This is fundamentally wrong: in the two cases we have, CPU operates at different average frequency and thus uses different amounts of energy. With SST enabled the CPU ramps up to max clocks while in the other case it may not even reach max clocks on task completion. Considering higher operating frequencies use exponentially more power, during task completion the SST enabled CPU might use a lot more energy to get the work done. However, this difference if offset by the savings done once CPU job is done and it enters sleep mode. So yes, I can compare SST to garage door. How do you think your car arrived first, if not by accelerating and breaking faster, thus using more energy to get from point A to point B.

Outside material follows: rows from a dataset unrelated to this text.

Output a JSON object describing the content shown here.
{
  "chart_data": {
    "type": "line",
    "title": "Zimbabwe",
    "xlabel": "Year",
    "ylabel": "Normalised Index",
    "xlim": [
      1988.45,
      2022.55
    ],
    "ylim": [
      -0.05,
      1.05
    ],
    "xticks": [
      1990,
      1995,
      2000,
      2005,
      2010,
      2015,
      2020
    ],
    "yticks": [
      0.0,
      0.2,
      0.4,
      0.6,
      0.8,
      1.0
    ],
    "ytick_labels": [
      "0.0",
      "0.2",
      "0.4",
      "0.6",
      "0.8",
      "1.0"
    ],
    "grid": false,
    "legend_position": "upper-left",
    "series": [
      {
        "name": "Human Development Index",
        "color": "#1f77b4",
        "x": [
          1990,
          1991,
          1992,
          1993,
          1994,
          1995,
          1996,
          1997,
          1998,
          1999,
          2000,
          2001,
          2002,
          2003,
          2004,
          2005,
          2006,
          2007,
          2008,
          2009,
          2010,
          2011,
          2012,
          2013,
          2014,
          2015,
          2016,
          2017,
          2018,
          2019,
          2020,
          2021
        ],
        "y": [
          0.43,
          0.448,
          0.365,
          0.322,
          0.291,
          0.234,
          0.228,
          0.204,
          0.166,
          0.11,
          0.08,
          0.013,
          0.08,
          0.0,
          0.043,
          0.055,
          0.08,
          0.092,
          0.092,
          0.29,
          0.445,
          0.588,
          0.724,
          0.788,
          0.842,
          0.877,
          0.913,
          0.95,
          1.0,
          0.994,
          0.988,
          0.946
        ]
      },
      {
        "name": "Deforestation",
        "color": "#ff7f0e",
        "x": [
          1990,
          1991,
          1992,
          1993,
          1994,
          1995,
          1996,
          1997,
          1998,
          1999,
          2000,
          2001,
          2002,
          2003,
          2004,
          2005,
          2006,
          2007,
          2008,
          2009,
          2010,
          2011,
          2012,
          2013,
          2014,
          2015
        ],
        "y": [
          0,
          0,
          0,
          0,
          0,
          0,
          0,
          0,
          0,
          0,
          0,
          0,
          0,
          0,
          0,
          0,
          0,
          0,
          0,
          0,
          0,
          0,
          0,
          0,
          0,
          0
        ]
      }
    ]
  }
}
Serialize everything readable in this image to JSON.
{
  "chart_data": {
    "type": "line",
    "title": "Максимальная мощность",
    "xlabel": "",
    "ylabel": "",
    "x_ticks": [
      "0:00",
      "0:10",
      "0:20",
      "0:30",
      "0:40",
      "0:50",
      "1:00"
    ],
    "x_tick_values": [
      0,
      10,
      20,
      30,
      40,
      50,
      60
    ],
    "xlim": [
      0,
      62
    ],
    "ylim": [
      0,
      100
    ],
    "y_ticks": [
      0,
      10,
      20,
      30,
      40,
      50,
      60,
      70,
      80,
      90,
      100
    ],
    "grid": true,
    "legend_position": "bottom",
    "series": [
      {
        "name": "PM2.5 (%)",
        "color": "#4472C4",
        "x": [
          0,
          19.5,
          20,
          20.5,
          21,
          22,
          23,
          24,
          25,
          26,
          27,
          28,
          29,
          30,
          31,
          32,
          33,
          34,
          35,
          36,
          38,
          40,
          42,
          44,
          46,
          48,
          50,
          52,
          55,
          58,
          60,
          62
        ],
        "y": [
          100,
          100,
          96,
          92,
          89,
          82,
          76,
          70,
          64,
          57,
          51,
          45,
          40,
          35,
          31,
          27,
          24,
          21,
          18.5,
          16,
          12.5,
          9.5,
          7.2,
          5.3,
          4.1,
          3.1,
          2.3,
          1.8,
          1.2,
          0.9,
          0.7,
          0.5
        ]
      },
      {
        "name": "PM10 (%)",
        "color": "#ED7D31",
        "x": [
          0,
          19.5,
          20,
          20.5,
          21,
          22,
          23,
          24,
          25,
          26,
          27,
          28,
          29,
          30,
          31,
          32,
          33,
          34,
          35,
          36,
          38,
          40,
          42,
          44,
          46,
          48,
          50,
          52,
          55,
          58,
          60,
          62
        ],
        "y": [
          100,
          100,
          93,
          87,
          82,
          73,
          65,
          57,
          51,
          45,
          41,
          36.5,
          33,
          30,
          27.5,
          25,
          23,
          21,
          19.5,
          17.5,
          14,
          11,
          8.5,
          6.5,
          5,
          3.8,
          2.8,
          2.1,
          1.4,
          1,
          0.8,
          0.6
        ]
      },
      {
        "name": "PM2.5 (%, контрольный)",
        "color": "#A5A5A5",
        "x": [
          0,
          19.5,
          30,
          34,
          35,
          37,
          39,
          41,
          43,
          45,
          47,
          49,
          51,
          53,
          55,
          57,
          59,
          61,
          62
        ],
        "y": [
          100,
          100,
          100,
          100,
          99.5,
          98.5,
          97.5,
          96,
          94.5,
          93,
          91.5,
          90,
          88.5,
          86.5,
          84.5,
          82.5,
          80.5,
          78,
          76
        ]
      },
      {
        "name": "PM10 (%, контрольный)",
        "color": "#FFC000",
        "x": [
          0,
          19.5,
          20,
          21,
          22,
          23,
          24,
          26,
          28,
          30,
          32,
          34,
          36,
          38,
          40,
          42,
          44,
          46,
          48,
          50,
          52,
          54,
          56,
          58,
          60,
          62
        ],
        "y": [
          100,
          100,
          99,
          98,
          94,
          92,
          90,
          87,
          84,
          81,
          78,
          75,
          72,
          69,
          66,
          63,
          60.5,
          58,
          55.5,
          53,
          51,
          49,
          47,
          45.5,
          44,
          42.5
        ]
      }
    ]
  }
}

The fact that SST is tuned with little power savings in mind in order to maximize responsiveness does not mean it does not offer both. Tune the OS/SST interaction at a different ratio for perf/energy usage and data changes. In fact even using different CPUs such as i3 or i5 might skew the perf/energy gains, since the lower top frequencies will limit the energy burn, while the initial jump from low frequencies to base frequencies still provides a tangible performance benefit. The Core i7-6600U might have been the perfect vehicle to showcase the performance gains SST has to offer, but not necessarily the one with the best power savings as well.
Intel claimed slight power savings. The Anandtech test fails to measure that while being a test tailored for consumers (which it should be), not for isolating CPU power usage. I don't see how this data invalidates Intel's claim, other than putting a bigger emphasis on slight.